Miroir mon beau miroir
Alors, il fait comme tout le monde Kasso, il profite de sa célébrité pour passer à la télé. Pour dire ce qu’il a sur le cœur. Parce que je rappelle que pour dire ça, Mathieu Kassovitz se trouve à la télé. Dans le petit écran qu’il décrie tant. Et qu’on l’a invité là parce qu’il s’appelle Mathieu Kassovitz.
Après, il part sur Sarkozy, sur le fait que pendant l’été, Sarkozy va faire passer une loi qui autorisera les policiers à rentrer dans les écoles, pour chercher les petits noirs, les petits arabes et les renvoyer dans un pays qu’ils n’ont jamais connu. Mathieu Kassovitz dit qu’il ne faut pas se voiler la face, que si on laisse passer ça on est « comme les américains », George Bush- Nicolas Sarkozy, même combat ! On ne parle plus du tout de cinéma là. On n’en a pas beaucoup parlé d’ailleurs, à part l’analyse technique d’un plan de la Guerre des Mondes de Spielberg, et les projets d’adaptation de Babylon Babies…
Quitte à passer à la télé, Mathieu dit tout ce qu’il a sur le cœur. Et, plus fort encore, Isabelle Giordano, conclut, tout sourire, d’un même ton, égal et joyeux de la parfaite maîtresse de cérémonie: "Merci d’être venu vous exprimer, Mathieu Kassovitz, merci d’avoir choisi Jour de Fête pour faire passer vos opinions, et surtout, j’espère vraiment que tout le monde vous aura entendu".

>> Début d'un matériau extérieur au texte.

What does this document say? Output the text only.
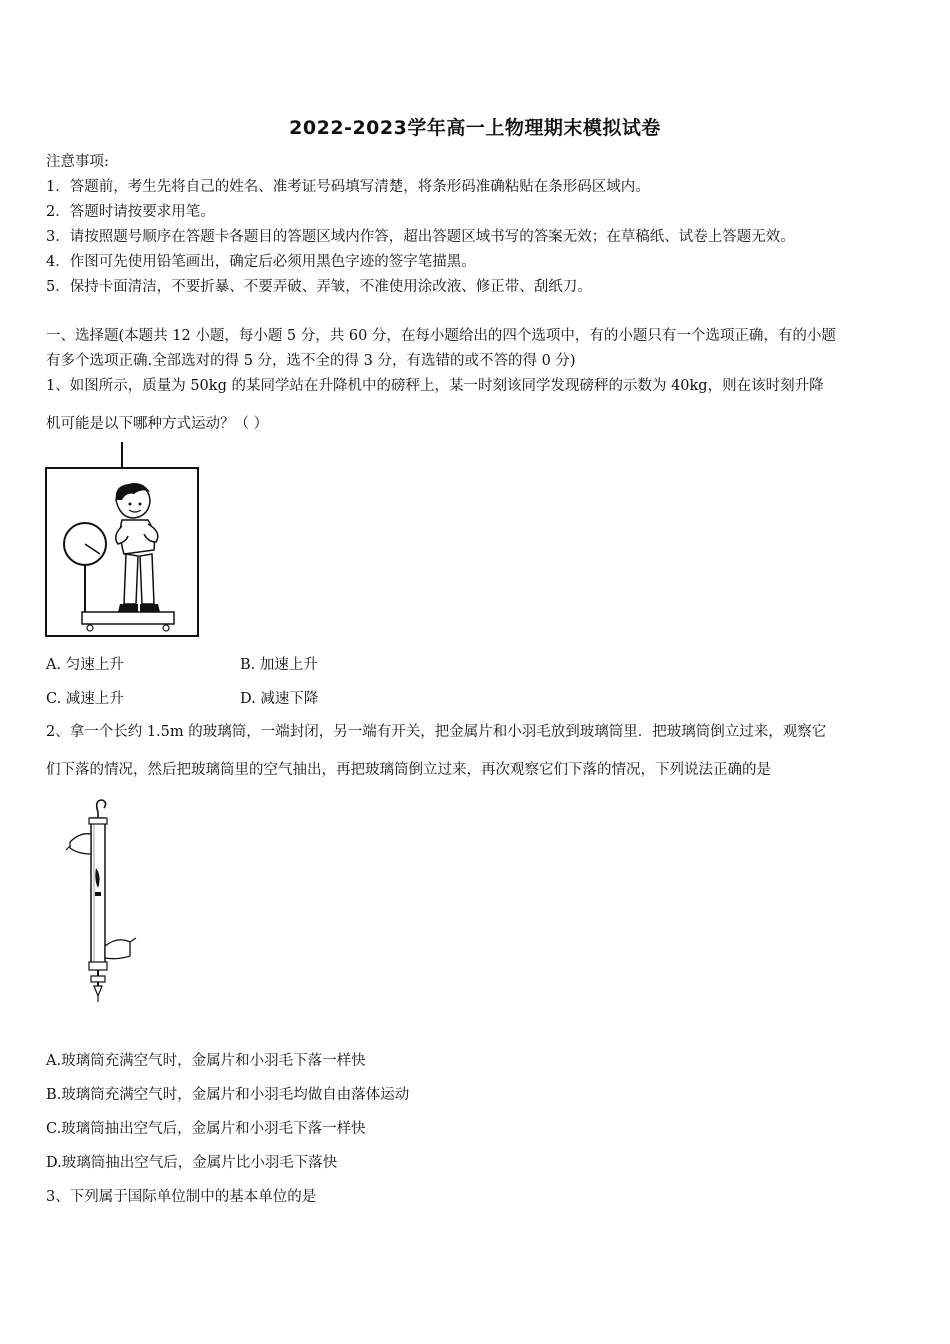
2022-2023学年高一上物理期末模拟试卷
注意事项:
1．答题前，考生先将自己的姓名、准考证号码填写清楚，将条形码准确粘贴在条形码区域内。
2．答题时请按要求用笔。
3．请按照题号顺序在答题卡各题目的答题区域内作答，超出答题区域书写的答案无效；在草稿纸、试卷上答题无效。
4．作图可先使用铅笔画出，确定后必须用黑色字迹的签字笔描黑。
5．保持卡面清洁，不要折暴、不要弄破、弄皱，不准使用涂改液、修正带、刮纸刀。
一、选择题(本题共 12 小题，每小题 5 分，共 60 分，在每小题给出的四个选项中，有的小题只有一个选项正确，有的小题
有多个选项正确.全部选对的得 5 分，选不全的得 3 分，有选错的或不答的得 0 分)
1、如图所示，质量为 50kg 的某同学站在升降机中的磅秤上，某一时刻该同学发现磅秤的示数为 40kg，则在该时刻升降
机可能是以下哪种方式运动？（ ）
A. 匀速上升	B. 加速上升
C. 减速上升	D. 减速下降
2、拿一个长约 1.5m 的玻璃筒，一端封闭，另一端有开关，把金属片和小羽毛放到玻璃筒里．把玻璃筒倒立过来，观察它
们下落的情况，然后把玻璃筒里的空气抽出，再把玻璃筒倒立过来，再次观察它们下落的情况，下列说法正确的是
A.玻璃筒充满空气时，金属片和小羽毛下落一样快
B.玻璃筒充满空气时，金属片和小羽毛均做自由落体运动
C.玻璃筒抽出空气后，金属片和小羽毛下落一样快
D.玻璃筒抽出空气后，金属片比小羽毛下落快
3、下列属于国际单位制中的基本单位的是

C’est dit d’un air tellement jovial, tellement attendu, comme une transition nulle de sens, comme d’habitude quoi, qu’on met un moment à réaliser qu’elle vient, elle aussi, d’exprimer une opinion. De prendre position. Paf. L’air de rien.
On se demande même si elle s'en est rendu compte, tant son ton n'a pas varié d'un poil. Ca ouvre même un autre débat : peut-on tout exprimer d'un ton égal et avec le sourire ? Est-ce que des opinions extrêmes ou dérangeantes ou engagées auraient le même impact si elles étaient dites avec le sourire d'une Isabelle Giordano ? Parce que Kassovitz, durant l'interview, il s'est animé, il s'est énervé, il a haussé la voix, ses gestes, sa posture, son attitude générale ont véhiculé ses propos. Mais Isabelle, non. Isabelle dit (si je traduis bien) "J'espère que tout le monde aura bien entendu la comparaison que vous venez de faire entre Bush et Sarkozy" de la même manière qu'elle aurait dit "J'espère que tout le monde ira voir votre film". Les téléspectateurs ont-ils entendu la première ou la deuxième version ? Sont-il allé au-delà des apparences ? Ce qui est sûr c'est que Mathieu Kassovitz l'a entendu, lui. Parce qu'il la regarde avec un air à la fois interloqué, et ravi.